I imagine that's the same kind of thing Scorsese's doing with Wolf of Wall Street. Here's this debauched lifestyle, now what do you think about it? Having conversations about that is valuable. Condemning the movie for raising the question isn't.

Siskoid said...


But then a lot of people prefer, expect or can't envisage anything other than, movies as a passive experience.

Michael May said...

What's disappointing to me is that the "controversy" seems to be coming mostly from so-called critics. By definition, a critic is someone who's supposed to think about art on a deeper level.

Erik Johnson Illustrator said...

I'm not even sure I get the appeal of "Wolf of Wall Street". When I saw the trailer all I thought was "What?! Rich people doing stupid, irresponsible things! Now don't that just beat all!"

For three hours, I need a little something more than that.

Michael May said...

It's not my cup of tea either, but someone compared it to the kid who gets caught smoking and his dad forces him to smoke the whole pack.

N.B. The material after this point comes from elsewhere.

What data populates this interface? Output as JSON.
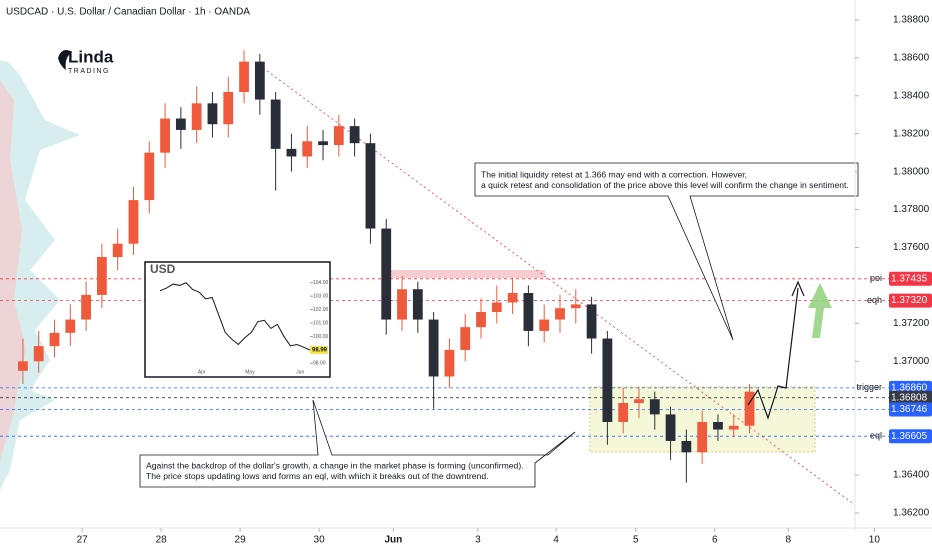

He gets so sick that he never wants to smoke again.

If Wolf of Wall Street has that effect on someone, I'm glad it exists, even though - as Siskoid points out - it won't deter everyone.

Siskoid said...

Obviously, there's a story here, a rise and a fall, it's not, as the trailer would have it, a series of set pieces about men behaving badly. And a true story at that.

Think of Goodfellas and the rise and fall of a gangster who survives to tell his story. That's exactly what Wolf is, except it's about white collar crime and plays as a black comedy. If that appeals to you in any way, the film is quite entertaining.

Michael May said...

Not that this will affect my desire to see it (I expect I will when it hits VOD), but one of the points that seems to be bothering some folks is that there isn't a clear fall for the main character. Is that inaccurate?

I don't mind the spoiler, but anyone reading beyond this comment should beware since I'm clearly asking for one. :)

Siskoid said...

If they think that's not a clear fall, I don't know what movie they were watching.

Michael May said...

Your description of the movie sounds much more interesting than the others I've read. I definitely want to catch it now.